Babinski didn’t even hesitate. He just told her to have Alex show up at practice.

"I have a 16-year-old with a 3-year-old brain," Natalie Maughan told the Deseret News. "He's getting too big for me to manhandle; I thought if I could tell him, when he tried to wrestle people at home, 'Hey, we only wrestle in class,' he would learn where that behavior is appropriate.

"I honestly thought it was a joke [when Babinski told her to send Alex Maughan to practice]. I didn't think that was a possibility. He can wrestle, but he doesn't know any moves. Coach said, 'That's what practice is for.' He was on the team from that point on."

Maughan isn’t necessarily taking a spot from any other teen at Jordan, but he does require special accommodation. Whenever he wrestles at meets, opposing squads have to be particularly careful to ensure that he isn’t hurt in action. Incredibly, Babinski said that each school Jordan had asked to include Maughan in action has done so without hesitation.

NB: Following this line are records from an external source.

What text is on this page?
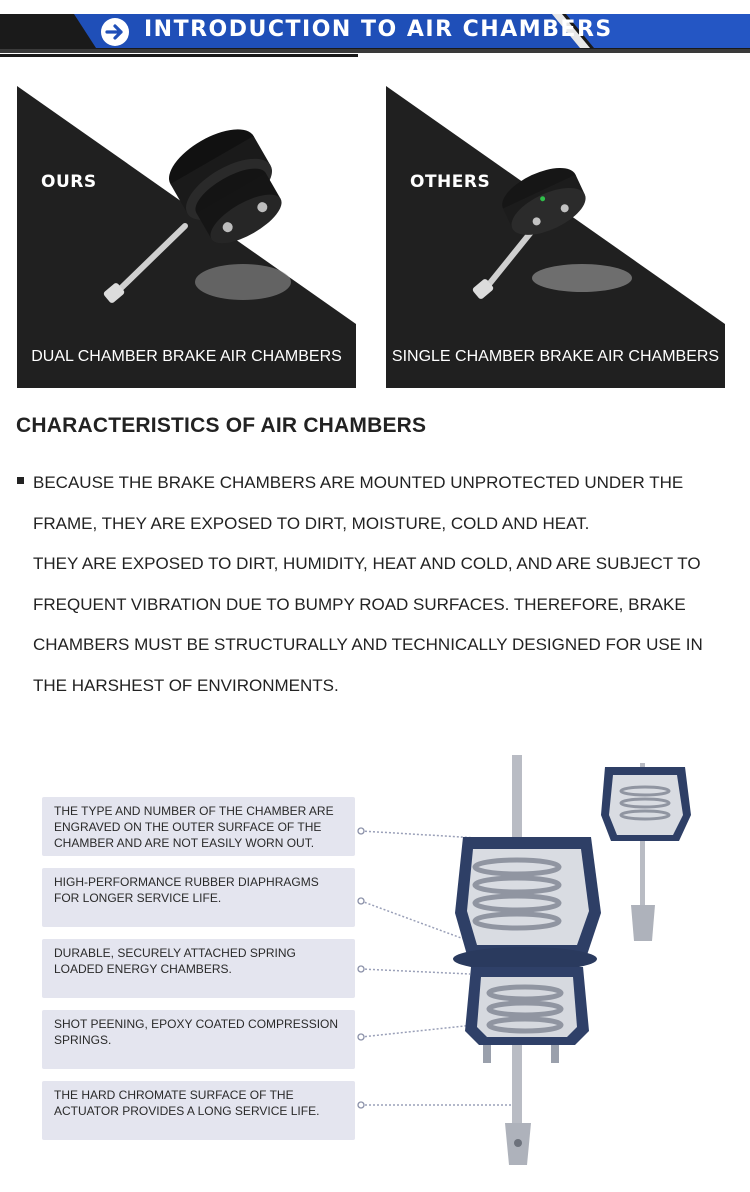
INTRODUCTION TO AIR CHAMBERS
OURS
DUAL CHAMBER BRAKE AIR CHAMBERS
OTHERS
SINGLE CHAMBER BRAKE AIR CHAMBERS
CHARACTERISTICS OF AIR CHAMBERS
BECAUSE THE BRAKE CHAMBERS ARE MOUNTED UNPROTECTED UNDER THE FRAME, THEY ARE EXPOSED TO DIRT, MOISTURE, COLD AND HEAT.
THEY ARE EXPOSED TO DIRT, HUMIDITY, HEAT AND COLD, AND ARE SUBJECT TO FREQUENT VIBRATION DUE TO BUMPY ROAD SURFACES. THEREFORE, BRAKE CHAMBERS MUST BE STRUCTURALLY AND TECHNICALLY DESIGNED FOR USE IN THE HARSHEST OF ENVIRONMENTS.
THE TYPE AND NUMBER OF THE CHAMBER ARE ENGRAVED ON THE OUTER SURFACE OF THE CHAMBER AND ARE NOT EASILY WORN OUT.
HIGH-PERFORMANCE RUBBER DIAPHRAGMS FOR LONGER SERVICE LIFE.
DURABLE, SECURELY ATTACHED SPRING LOADED ENERGY CHAMBERS.
SHOT PEENING, EPOXY COATED COMPRESSION SPRINGS.
THE HARD CHROMATE SURFACE OF THE ACTUATOR PROVIDES A LONG SERVICE LIFE.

The sophomore’s mother told the Deseret News that she didn’t want her son to take away from any other student. She wouldn’t want him to take a spot from another player.

In this case Alex Maughan isn’t doing that. Instead, he’s learning a lot about himself, gaining happiness and an appreciation for his own abilities and hard work in the process.

"He has something to be proud of now," she said. "It isn't just Mom getting exercise for him. He was actually able to wrestle during meets and he lost one and won five. He was given the win, but the other opponents were very kind, and they made him earn it."

She recalled through tears how she watched him celebrate his first victory on a wrestling mat.

"I cried. He was elated," said Maughan. "He called all of his brothers and sisters. He called his birth father. He called everyone and told them, 'I won!' He was very excited."

That is what the White House’s clarification is all about. Prep Rally has been blessed to cover any number of similar incidents in recent years, from Ike Ditzenberger’s touchdown to Owen Groesser’s 3-pointers. They’re all magical moments in prep sports, and hopefully this new ruling will help bring even more.